Subtle Messages (reblog)

message-in-bottle

by Rebecca Harmon

Have you ever followed a dream, taken a job or chased an idea that felt right in the moment, only to later watch it descend into complicated arrangements, unfavorable circumstances or evolve into a burden instead of a blessing?

Before you deride yourself for making a bad move or write off everyone around you as being a pain in your backside; take a step back and allow your judgment of the situation to be held in suspended animation.

During this process of suspended judgment it is important to be open and honest with yourself and what you’re bringing into the situation. Are you creating negativity and drama? Do you need to lower some defenses and open yourself to more input by others? Do you need to work harder with some of the people around you to appreciate their contributions?

If you have done the hard work of an honest self-assessment around what you’re bringing into the situation and have found ways to love and appreciate those around you, it’s time to listen to the messages you are receiving, and pay attention to the energy that surrounds your day-to-day activities.

If you return to a sense of being in-the-flow after your self-assessment, you’ve done the heavy lifting in the situation. You’re where you need to be and have the tools to course correct if you find yourself feeling “less than” again.

However, if after your self-assessment you feel as though you’re swimming upstream against the current, or you keep hitting your head on a low ceiling, or you feel that someone has locked their arms around one of your legs so that every step forward you try to take is weighed down because you’re now dragging them along with you; it’s time to listen up as it may be time to plan your succession and next moves.

The Universe is always sending messages. These are rarely large, neon billboards. They more often come as gentle and fleeting insights that return with more frequency when you ignore or don’t act upon them. Here’s some guidance on how to proceed when you’ve stumbled upon yet another cryptic message on your journey.

Avoid making anyone the “bad guy”. 

Whether this is a job, a volunteer gig, participation in a social group – whatever it is – allow your decision to move on to be based on you wanting something new or different, period. Resist the temptation to make everyone else wrong so that you can justify your move. Allow yourself to want something different while acknowledging that they’re OK to keep wanting what you don’t. It’s all good!
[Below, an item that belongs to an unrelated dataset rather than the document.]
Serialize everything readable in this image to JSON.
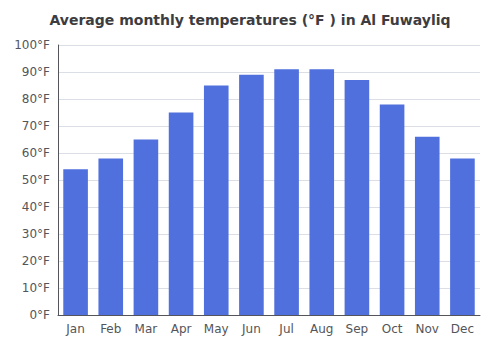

Leave success in the wake of your departure

If you’re leaving a job, volunteer role or staff position in an organization, leave it in the best position possible to continue on successfully. Good leaders in business begin to succession plan on Day 1. If you’re well past Day 1 you can start today. What do you need to share with others so that the programs and services continue after you leave? How can you coach, train and mentor others to take on things you grew or developed that have contributed positively to the organization? This is also a good way to recheck your self-assessment. If you feel any need to “stick it” to the organization you are leaving, there’s healing work in you that must be done before you make any decisions or take any steps.

Remain accessible

Once you leave it is important to give enough space to those who take over your job and tasks to stand on their own, but this doesn’t mean you need to disappear. There will be questions, and remember: you once believed in the job/organization/mission/group dynamic enough to embrace it as a part of who you were, so make sure you are willing to answer questions, provide guidance and help point the direction to solutions when asked. There is a delicate balance between helping and creating codependence, so be sure you are coaching from a distance and not taking on tasks that they now need to manage.
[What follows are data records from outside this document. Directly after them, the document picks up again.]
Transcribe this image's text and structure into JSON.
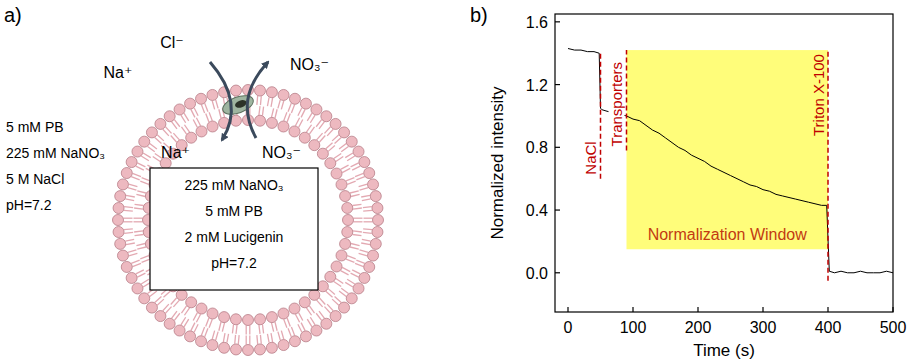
{
  "diagram": {
    "label": "a)",
    "outside_ions": [
      "Na⁺",
      "Cl⁻",
      "NO₃⁻"
    ],
    "inside_ions": [
      "Na⁺",
      "NO₃⁻"
    ],
    "outside_solution": [
      "5 mM PB",
      "225 mM NaNO₃",
      "5 M NaCl",
      "pH=7.2"
    ],
    "inside_solution": [
      "225 mM NaNO₃",
      "5 mM PB",
      "2 mM Lucigenin",
      "pH=7.2"
    ]
  },
  "chart_data": {
    "panel_label": "b)",
    "type": "line",
    "x_label": "Time (s)",
    "y_label": "Normalized intensity",
    "x": [
      0,
      10,
      20,
      30,
      40,
      48,
      50,
      52,
      60,
      70,
      80,
      90,
      100,
      110,
      120,
      130,
      140,
      150,
      160,
      170,
      180,
      190,
      200,
      210,
      220,
      230,
      240,
      250,
      260,
      270,
      280,
      290,
      300,
      310,
      320,
      330,
      340,
      350,
      360,
      370,
      380,
      390,
      398,
      402,
      410,
      420,
      430,
      440,
      450,
      460,
      470,
      480,
      490,
      500
    ],
    "values": [
      1.43,
      1.42,
      1.42,
      1.41,
      1.41,
      1.4,
      1.05,
      1.04,
      1.03,
      1.02,
      1.01,
      1.0,
      0.98,
      0.97,
      0.94,
      0.91,
      0.89,
      0.86,
      0.83,
      0.8,
      0.78,
      0.75,
      0.73,
      0.71,
      0.68,
      0.66,
      0.64,
      0.62,
      0.6,
      0.58,
      0.56,
      0.55,
      0.53,
      0.52,
      0.5,
      0.49,
      0.48,
      0.47,
      0.46,
      0.45,
      0.44,
      0.43,
      0.43,
      0.01,
      0.0,
      0.01,
      0.0,
      0.0,
      0.01,
      0.0,
      0.0,
      0.0,
      0.01,
      0.0
    ],
    "color": "#000000",
    "xlim": [
      -20,
      500
    ],
    "ylim": [
      -0.25,
      1.65
    ],
    "xticks": [
      0,
      100,
      200,
      300,
      400,
      500
    ],
    "yticks": [
      {
        "value": 0,
        "label": "0.0"
      },
      0.4,
      0.8,
      1.2,
      1.6
    ],
    "grid": false,
    "annotations": [
      {
        "text": "NaCl",
        "x": 50,
        "y": [
          0.6,
          1.4
        ]
      },
      {
        "text": "Transporters",
        "x": 90,
        "y": [
          0.78,
          1.42
        ]
      },
      {
        "text": "Triton X-100",
        "x": 400,
        "y": [
          -0.05,
          1.42
        ]
      }
    ],
    "region": {
      "text": "Normalization Window",
      "x": [
        90,
        400
      ],
      "y": [
        0.15,
        1.42
      ],
      "color": "#fffd7a"
    }
  }
}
Leave the past in the past

Once you move on, move on! When the Universe has nudged you to do more, grow further and expand your horizons don’t encumber yourself by living in the past. Avoid conversations about how limited you felt in that job, or about the short-sighted people in the organization or how your creativity was stymied in that position. Let. It. Go. You were given the gift of encouragement to do more, be more and grow. Accept that gift and let go of the past, as it serves no purpose in the here and now.

Understand that much of leaving the past in the past will take place in your head. Learn to discipline your thoughts. When you find your mind wandering down the path of the past, make an intentional turn onto a different path. Bless and release the past, with an extra emphasis on RELEASE!

There’s a uniquely-American fixation on the gold watch after 50-years of loyal employment that seems to stick to everything in the culture. This results in pervasive thinking that if you made a decision to take a job/join an organization/participate in a group,…you’re a member for life or there’s something wrong with you,…  Thankfully, the Millennials have helped to debunk this thinking and continue to teach the country that this paradigm is outdated and irrelevant.

While you’re in that job, volunteer role or social group, enjoy it! Live large, be one with the group and let it be a blessing to your life. Once it no longer blesses you, do your due diligence on the why (cleanse your own energetic and attitude “house”) and if the signs still point to it being “time to move on” – move on in peace and with the happy anticipation of the new adventure that lies ahead.

Take time to listen to your higher wisdom; the subtle messages of the Universe that are always showing up along your path. Pick up the bottle, unroll the scroll, read the message and move forward to the highest and best expression of you in your life!